3 Affordable Rolex
If you’re into your watches, chances are there’s a Rolex itch you’ve just got to scratch. Ten years ago, that would’ve been fine, with a Submariner setting you back around £2,500. But with today’s prices, that same Submariner now starts at over double that, and Rolex ownership is becoming more and more of a pipe dream—or so it seems, because all is not lost, not yet. Here are three ways to get into Rolex ownership without breaking the bank.
Rolex Oysterquartz DateJust 17014
It’s ironic, a watch powered by the technology that could well have destroyed the brand it dwells within—and the industry as a whole—but by now it’s been long enough to let bygones be bygones and take a different view.
The Rolex Oysterquartz is, after all, heading towards vintage status at this point, on the very brink of collectible, but even so, it’s still held back by that amalgamation of silicon and oxygen that, when combined, form a word that leaves a bad taste in most watch enthusiasts’ mouths: quartz.
For the collector looking to strike a bargain and buy a Rolex for a sensible amount, however, quartz is music to the ears. This mistrust of this—let’s face it, pretty outdated by now—technology is understandable, but Rolex didn’t just throw a cheap plastic circuit board in the back of the Oysterquartz; the brand really went to town on the calibre 5035, decorating it to a higher standard than its contemporary mechanical engines.
It may only be 36mm in diameter, but the integrated bracelet—very in at the time—and severe angles give it a prominence that feels very modern. It is and will continue to be one of the most eccentric Rolex designs ever, and that alone is worthy of interest. When you can purchase one for less than £3,500, though, it becomes even more interesting still.
Rolex Explorer II 16570
The most popular Rolex is and always will be anything that fulfils the following criteria: stainless steel, sports, 40mm diameter. Popularity comes at a price, however, with Submariners fetching in excess of £6,000, GMT-Masters £7,000—even the previously derided Milgauss is hard to find for less than £5,000.

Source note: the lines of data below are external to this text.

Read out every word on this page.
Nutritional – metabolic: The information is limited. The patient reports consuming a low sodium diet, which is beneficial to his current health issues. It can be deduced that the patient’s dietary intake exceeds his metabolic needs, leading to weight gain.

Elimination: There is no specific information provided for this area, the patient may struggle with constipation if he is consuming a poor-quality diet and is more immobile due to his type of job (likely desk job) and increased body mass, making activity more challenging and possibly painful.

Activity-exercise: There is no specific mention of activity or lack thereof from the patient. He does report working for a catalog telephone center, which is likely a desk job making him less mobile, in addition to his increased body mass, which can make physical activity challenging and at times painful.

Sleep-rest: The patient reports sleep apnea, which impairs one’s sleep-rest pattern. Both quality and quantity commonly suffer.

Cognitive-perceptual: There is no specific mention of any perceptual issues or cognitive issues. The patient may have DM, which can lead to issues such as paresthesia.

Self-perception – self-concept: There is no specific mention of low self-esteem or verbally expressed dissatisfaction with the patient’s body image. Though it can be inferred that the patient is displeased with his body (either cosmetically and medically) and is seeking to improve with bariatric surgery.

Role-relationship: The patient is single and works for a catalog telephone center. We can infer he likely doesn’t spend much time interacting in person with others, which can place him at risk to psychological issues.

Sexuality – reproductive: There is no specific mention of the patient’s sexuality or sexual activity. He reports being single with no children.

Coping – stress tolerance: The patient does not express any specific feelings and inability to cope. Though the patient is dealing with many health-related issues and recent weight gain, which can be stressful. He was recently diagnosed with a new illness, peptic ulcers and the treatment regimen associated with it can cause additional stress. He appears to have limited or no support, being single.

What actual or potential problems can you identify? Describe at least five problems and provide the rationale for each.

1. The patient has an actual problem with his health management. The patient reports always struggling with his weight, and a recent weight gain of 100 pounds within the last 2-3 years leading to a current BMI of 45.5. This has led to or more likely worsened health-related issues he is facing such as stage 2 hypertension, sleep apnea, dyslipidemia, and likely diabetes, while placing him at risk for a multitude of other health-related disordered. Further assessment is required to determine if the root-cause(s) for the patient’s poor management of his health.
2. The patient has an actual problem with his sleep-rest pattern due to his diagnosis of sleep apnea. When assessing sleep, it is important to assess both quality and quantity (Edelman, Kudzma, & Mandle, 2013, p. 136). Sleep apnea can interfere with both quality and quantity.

It seems that Rolex stainless-steel-sports-watch-at-40mm ownership is one for the ‘if only I was a bit older’ pile, alongside buying property and getting a skilled job without any qualifications, but there’s still hope in the shape of the Explorer II 16570. For some reason, in the white dial variant at least, it’s always been the most unloved of the Rolex stainless-steel-sports-watch-at-40mm family—perhaps because of the fixed brushed bezel, or the skinny Twinlock crown, or the unusual black markers and hands, who knows.

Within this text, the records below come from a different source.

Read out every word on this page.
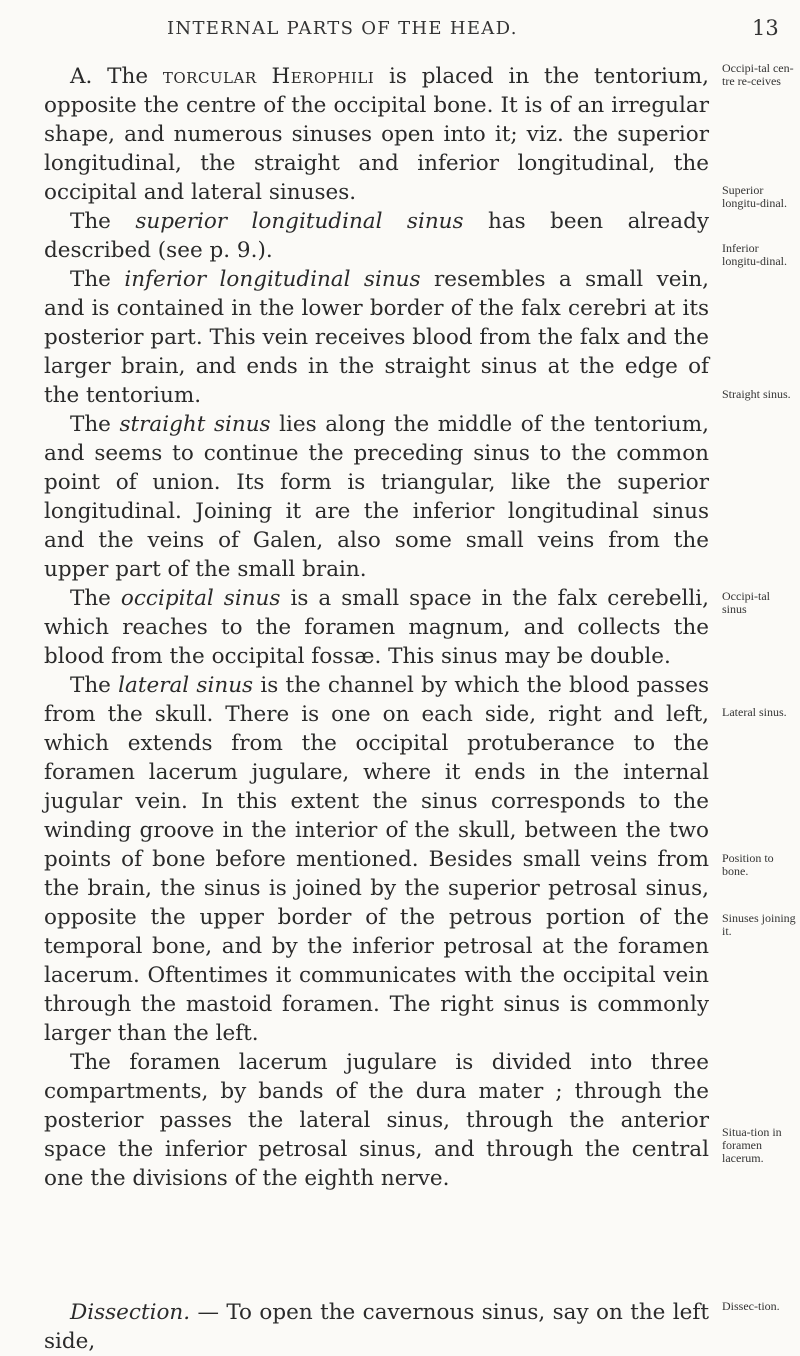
INTERNAL PARTS OF THE HEAD.	13

A. The torcular Herophili is placed in the tentorium, opposite the centre of the occipital bone. It is of an irregular shape, and numerous sinuses open into it; viz. the superior longitudinal, the straight and inferior longitudinal, the occipital and lateral sinuses.

The superior longitudinal sinus has been already described (see p. 9.).

The inferior longitudinal sinus resembles a small vein, and is contained in the lower border of the falx cerebri at its posterior part. This vein receives blood from the falx and the larger brain, and ends in the straight sinus at the edge of the tentorium.

The straight sinus lies along the middle of the tentorium, and seems to continue the preceding sinus to the common point of union. Its form is triangular, like the superior longitudinal. Joining it are the inferior longitudinal sinus and the veins of Galen, also some small veins from the upper part of the small brain.

The occipital sinus is a small space in the falx cerebelli, which reaches to the foramen magnum, and collects the blood from the occipital fossæ. This sinus may be double.

The lateral sinus is the channel by which the blood passes from the skull. There is one on each side, right and left, which extends from the occipital protuberance to the foramen lacerum jugulare, where it ends in the internal jugular vein. In this extent the sinus corresponds to the winding groove in the interior of the skull, between the two points of bone before mentioned. Besides small veins from the brain, the sinus is joined by the superior petrosal sinus, opposite the upper border of the petrous portion of the temporal bone, and by the inferior petrosal at the foramen lacerum. Oftentimes it communicates with the occipital vein through the mastoid foramen. The right sinus is commonly larger than the left.

The foramen lacerum jugulare is divided into three compartments, by bands of the dura mater ; through the posterior passes the lateral sinus, through the anterior space the inferior petrosal sinus, and through the central one the divisions of the eighth nerve.

Dissection. — To open the cavernous sinus, say on the left side,

Occipi-tal cen-tre re-ceives
Superior longitu-dinal.
Inferior longitu-dinal.
Straight sinus.
Occipi-tal sinus
Lateral sinus.
Position to bone.
Sinuses joining it.
Situa-tion in foramen lacerum.
Dissec-tion.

In any case, it’s now one of the most affordable stainless-steel-sports-at-40mm Rolex watches around, and with whatever the reason for its ostracism seemingly lost within the pages of time, offers a very appealing prospect at £4,000. Seriously, there’s no other reason for the severe price differential between it and its siblings than that. Perhaps when Rolex watches were more affordable, people were more particular with their tastes—but now everything else has skyrocketed, whatever gripes people had with it seem insignificant by comparison.
After all, let’s not forget: this watch is the follow-up to the hideously unsuccessful Explorer II 1655, which now fetches over £15,000.
Rolex Air-King 14000M
The two previous examples offer sizeable savings for someone looking to sit a Rolex on their wrist, but nothing like this. We’ve got stainless steel, we’ve got sports … for less than £3,000. What’s the catch, you ask, and of course there is one—but it may not be a catch for long. First, I’ll tell you what the catch is, and then I’ll tell you why.
So, here it is: this watch is 34mm in diameter. Despite the big fuss about wristwatches being much smaller than pocket watches at the turn of the 19th century, by the 1950s, the average wristwatch size for men was somewhere between 32 and 34mm. With wristwatches being the size they are now, 40mm being somewhere towards the lower end, 34mm seems positively minute, but with the big watch trend dying down and the vintage trend building up, we’re seeing more and more of a turn towards sub-36mm watches.
Remember when nobody would wear an Explorer I because it was too small? Now, some of the biggest news from this year’s Baselworld is the release of a 36mm DateJust. These older watches are only a few millimetres smaller than that, and once on the wrist, start to feel more than adequately sized. In fact, it’s refreshing to wear a watch that doesn’t catch or dig in.
It’s all a matter of what you’re used to. When it comes to getting accustomed to things, a vintage stainless steel Rolex for less than £3,000 shouldn’t be too hard.
Rolex prices may seem to be rising faster than a SpaceX Falcon 9, but there’s still a chance to grab a hold before they disappear from sight completely. Sure, the choices may not be what you’d go for if money was no object, but that doesn’t mean these watches can’t be fantastic ownership experiences in their own right. If you’ve got the budget, now’s the time to get on board.